Advertising as a major source of human dissatisfaction (2019) [pdf]
Cultural critiques and personal experiences
- Many see modern advertising as a deep, almost invisible force shaping desires and anxiety, not just “see ad → buy product.”
- Several cite documentaries and critical theory about propaganda and consumerism, describing advertising as central to how post‑WWII society and “the consumer self” were constructed.
- People who’ve minimized exposure (adblockers, DNS filtering, no TV/radio, paid services) report that encountering ads again – especially cable TV or pre‑roll video – feels jarring, intrusive, even “assaultive.”
Is advertising inherently harmful?
- Strong camp: advertising is described as abuse, “psychic violence,” and targeted persuasion for others’ benefit, often by amplifying insecurity, envy, and dissatisfaction.
- Distinction is drawn between:
- “Informational” / “scarcity” ads (e.g., something is available now) and
- “Brand” / “abundance” ads that manufacture dissatisfaction and identity needs.
Many argue the former is at least tolerable; the latter is seen as corrosive.
- Some propose banning unsolicited “push” ads while allowing opt‑in catalogs, directories, reviews, and search‑based “pull” discovery.
Discoverability vs. manipulation
- One side: without advertising, small and niche products become hard to find; discoverability is genuinely valuable.

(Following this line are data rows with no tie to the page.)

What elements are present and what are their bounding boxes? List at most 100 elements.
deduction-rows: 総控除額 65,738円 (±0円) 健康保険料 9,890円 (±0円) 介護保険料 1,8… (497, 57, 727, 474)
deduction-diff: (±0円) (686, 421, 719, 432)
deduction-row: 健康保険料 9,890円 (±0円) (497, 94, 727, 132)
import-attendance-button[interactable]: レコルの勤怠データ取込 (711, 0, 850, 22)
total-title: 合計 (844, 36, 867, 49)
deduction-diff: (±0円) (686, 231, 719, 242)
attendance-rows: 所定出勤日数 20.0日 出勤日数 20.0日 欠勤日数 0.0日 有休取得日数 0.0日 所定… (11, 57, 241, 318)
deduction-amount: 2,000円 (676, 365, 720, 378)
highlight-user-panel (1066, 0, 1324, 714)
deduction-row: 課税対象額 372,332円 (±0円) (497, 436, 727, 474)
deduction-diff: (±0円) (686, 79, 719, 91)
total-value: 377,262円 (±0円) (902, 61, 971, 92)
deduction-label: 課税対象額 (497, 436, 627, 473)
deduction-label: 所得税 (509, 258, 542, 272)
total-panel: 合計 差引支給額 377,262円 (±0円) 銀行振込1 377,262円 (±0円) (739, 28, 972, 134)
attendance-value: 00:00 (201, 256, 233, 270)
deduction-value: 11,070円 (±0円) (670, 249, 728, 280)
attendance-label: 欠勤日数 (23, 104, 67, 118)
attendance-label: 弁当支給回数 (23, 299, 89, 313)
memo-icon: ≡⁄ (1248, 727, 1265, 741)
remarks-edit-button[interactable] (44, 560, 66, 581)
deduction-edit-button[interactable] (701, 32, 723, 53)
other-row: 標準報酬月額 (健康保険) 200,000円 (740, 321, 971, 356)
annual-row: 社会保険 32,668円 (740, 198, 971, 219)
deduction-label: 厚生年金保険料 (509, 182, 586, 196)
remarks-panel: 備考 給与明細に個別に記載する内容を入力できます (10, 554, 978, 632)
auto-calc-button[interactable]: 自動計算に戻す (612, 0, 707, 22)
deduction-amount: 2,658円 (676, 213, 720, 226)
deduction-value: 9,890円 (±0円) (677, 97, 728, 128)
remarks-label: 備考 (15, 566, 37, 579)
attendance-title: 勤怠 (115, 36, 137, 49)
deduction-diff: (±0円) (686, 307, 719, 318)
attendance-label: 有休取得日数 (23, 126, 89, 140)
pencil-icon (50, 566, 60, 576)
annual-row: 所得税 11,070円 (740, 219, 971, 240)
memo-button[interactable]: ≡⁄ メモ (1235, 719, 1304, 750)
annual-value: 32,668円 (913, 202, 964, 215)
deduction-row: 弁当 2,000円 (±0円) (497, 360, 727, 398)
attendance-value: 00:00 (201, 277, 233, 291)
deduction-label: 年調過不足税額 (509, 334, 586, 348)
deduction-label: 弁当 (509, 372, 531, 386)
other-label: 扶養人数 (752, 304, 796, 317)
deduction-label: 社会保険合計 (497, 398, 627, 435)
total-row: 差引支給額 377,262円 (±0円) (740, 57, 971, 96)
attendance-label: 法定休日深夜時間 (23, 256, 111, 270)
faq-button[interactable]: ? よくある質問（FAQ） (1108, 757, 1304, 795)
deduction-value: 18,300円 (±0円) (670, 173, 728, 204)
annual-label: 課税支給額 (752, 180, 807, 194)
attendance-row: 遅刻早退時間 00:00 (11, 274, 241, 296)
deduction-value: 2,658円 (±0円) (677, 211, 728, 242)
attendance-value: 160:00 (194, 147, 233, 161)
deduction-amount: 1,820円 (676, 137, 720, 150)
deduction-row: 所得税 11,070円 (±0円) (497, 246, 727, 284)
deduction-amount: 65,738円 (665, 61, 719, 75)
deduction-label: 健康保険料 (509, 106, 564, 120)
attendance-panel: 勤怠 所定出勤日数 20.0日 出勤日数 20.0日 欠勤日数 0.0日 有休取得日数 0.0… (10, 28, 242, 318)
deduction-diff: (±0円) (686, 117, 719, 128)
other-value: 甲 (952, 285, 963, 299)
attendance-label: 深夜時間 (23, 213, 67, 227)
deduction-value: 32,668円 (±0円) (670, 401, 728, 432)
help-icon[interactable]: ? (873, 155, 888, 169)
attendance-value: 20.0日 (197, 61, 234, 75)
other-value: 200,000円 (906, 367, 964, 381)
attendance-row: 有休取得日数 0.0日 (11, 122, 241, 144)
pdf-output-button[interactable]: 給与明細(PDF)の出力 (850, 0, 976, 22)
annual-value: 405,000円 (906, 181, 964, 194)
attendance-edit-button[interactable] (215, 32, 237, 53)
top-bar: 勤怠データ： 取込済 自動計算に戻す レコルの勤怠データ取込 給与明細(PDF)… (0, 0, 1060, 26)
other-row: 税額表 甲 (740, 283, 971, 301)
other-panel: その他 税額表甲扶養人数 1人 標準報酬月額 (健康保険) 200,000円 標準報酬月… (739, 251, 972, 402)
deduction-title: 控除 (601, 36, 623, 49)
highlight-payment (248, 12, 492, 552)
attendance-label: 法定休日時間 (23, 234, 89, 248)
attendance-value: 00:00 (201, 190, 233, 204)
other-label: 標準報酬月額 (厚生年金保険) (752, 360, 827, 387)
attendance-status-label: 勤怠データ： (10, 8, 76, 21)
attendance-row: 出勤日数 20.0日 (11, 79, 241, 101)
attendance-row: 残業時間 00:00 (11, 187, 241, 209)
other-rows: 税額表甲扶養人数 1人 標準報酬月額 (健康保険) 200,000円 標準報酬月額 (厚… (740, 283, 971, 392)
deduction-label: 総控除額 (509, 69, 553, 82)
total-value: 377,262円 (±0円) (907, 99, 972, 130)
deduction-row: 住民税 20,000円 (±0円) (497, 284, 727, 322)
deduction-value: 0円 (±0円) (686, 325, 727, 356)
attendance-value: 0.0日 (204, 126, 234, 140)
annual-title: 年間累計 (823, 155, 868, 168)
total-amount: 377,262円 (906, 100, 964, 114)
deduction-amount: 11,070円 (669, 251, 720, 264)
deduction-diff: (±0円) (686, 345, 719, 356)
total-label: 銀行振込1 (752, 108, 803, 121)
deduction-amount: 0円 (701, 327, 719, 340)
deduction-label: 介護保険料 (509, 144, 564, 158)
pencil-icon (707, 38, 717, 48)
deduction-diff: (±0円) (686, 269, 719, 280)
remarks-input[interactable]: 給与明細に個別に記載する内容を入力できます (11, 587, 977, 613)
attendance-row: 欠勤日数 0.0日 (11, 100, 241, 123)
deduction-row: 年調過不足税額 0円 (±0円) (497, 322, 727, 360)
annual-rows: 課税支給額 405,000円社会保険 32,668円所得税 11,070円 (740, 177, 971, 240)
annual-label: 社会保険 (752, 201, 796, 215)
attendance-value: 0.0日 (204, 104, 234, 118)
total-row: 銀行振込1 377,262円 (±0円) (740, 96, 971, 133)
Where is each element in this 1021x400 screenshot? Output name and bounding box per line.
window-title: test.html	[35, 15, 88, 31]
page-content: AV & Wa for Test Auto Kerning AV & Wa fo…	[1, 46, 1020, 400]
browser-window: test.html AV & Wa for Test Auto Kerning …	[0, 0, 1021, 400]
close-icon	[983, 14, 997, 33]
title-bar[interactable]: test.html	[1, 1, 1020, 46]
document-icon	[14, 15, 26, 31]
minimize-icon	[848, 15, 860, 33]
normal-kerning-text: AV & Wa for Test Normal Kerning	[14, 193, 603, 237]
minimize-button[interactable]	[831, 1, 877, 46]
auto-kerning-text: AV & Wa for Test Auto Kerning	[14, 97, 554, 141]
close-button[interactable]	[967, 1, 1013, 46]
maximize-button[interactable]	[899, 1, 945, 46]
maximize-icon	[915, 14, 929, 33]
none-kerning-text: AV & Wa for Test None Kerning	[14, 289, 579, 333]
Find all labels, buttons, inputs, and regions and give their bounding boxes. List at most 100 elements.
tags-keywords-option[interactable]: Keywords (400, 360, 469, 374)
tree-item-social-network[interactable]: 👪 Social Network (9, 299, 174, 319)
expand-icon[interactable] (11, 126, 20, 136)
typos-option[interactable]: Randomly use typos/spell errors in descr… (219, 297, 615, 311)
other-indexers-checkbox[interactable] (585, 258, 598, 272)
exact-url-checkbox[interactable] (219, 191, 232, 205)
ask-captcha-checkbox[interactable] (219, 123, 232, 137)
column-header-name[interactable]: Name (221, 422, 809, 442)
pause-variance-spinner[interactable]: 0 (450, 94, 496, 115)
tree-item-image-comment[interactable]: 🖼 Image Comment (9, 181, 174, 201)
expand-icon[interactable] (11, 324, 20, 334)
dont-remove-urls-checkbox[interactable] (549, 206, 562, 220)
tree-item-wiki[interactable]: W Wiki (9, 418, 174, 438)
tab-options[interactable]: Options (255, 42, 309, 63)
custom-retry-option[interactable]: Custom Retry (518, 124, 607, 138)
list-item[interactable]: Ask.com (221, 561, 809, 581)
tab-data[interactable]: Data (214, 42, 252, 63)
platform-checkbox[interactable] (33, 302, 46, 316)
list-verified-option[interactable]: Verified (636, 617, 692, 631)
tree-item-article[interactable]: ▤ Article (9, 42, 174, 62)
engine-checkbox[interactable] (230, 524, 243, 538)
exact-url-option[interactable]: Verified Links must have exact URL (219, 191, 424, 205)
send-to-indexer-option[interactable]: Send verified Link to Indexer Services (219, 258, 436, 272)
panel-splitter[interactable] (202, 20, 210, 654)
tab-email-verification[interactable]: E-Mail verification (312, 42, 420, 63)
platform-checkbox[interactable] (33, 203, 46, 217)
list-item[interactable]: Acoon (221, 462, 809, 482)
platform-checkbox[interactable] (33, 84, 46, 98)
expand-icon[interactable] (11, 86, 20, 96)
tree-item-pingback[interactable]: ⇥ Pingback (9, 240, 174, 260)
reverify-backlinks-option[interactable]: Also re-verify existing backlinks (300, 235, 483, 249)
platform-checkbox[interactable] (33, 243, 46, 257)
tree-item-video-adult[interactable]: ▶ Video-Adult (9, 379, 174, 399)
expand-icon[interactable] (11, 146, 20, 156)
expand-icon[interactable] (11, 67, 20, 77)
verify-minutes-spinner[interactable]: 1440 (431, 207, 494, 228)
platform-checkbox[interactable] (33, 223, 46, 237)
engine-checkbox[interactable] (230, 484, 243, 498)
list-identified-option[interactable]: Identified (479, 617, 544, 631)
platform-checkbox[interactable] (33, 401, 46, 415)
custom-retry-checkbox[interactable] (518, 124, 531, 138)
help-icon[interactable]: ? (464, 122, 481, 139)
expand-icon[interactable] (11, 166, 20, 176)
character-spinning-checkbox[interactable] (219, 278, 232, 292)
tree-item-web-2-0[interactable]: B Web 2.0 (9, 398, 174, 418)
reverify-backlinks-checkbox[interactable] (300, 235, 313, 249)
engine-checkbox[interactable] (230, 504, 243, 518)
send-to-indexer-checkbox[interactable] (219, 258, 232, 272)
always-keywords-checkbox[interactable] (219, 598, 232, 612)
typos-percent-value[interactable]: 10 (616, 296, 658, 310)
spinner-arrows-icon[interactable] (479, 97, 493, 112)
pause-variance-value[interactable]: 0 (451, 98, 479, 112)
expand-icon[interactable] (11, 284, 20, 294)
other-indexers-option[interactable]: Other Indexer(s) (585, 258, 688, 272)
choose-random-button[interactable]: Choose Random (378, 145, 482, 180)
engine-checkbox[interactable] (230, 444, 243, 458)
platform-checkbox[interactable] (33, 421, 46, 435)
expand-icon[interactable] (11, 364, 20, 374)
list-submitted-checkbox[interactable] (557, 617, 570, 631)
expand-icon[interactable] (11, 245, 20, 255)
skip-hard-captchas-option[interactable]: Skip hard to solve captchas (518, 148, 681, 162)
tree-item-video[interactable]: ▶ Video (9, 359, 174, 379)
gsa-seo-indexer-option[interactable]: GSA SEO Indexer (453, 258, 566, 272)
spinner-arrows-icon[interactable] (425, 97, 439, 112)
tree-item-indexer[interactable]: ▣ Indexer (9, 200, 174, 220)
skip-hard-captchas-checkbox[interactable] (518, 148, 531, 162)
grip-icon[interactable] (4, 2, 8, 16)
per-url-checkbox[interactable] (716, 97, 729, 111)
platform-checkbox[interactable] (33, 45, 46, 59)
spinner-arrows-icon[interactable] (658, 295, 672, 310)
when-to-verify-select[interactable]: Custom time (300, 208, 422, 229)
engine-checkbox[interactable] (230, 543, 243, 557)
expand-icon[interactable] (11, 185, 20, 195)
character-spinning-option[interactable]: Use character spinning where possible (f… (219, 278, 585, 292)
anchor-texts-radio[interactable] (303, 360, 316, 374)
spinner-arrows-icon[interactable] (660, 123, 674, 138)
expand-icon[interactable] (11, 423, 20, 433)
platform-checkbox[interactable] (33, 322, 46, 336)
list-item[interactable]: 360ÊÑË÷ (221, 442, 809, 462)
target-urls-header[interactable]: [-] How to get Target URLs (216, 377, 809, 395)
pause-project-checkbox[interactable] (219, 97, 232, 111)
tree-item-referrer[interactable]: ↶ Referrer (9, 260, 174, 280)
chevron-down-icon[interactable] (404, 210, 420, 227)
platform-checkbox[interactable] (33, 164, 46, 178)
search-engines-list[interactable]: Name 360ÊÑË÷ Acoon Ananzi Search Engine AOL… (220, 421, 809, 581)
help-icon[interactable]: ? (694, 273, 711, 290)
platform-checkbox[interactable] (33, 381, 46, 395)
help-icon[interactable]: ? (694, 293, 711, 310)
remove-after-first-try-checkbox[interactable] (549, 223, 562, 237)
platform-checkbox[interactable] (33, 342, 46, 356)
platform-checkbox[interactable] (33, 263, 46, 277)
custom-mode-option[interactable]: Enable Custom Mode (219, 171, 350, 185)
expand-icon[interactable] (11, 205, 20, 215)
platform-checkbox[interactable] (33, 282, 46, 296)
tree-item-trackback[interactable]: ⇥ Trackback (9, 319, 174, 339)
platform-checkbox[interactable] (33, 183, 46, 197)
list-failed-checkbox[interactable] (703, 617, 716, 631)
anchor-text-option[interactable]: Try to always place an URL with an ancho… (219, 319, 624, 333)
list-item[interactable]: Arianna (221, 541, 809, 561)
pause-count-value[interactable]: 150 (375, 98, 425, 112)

- Counter: history and examples (catalogs, trade mags, word of mouth, search, curated directories) show you can match buyers and sellers without constant intrusive messaging. Missing some products is considered an acceptable tradeoff for less manipulation.
Economic dependence on ads
- Several note that huge swaths of digital media, “free” services, and content creators are ad‑funded; eliminating ads would radically reshape the economy and kill many businesses.
- Others reject “jobs” as a justification for a harmful industry, arguing labor would and should transition to more productive work.
Evidence, causality, and this paper
- Multiple commenters who read the paper stress its limits:
- Only newspaper (and marginally magazine) ad spend correlates with lower happiness; TV/radio/film do not show clear effects.
- Method is correlational; it does not demonstrate causality.
- Others cite studies where specific health‑related ads improved outcomes, using this to argue advertising’s effects are heterogeneous and regulation may matter more than blanket condemnation.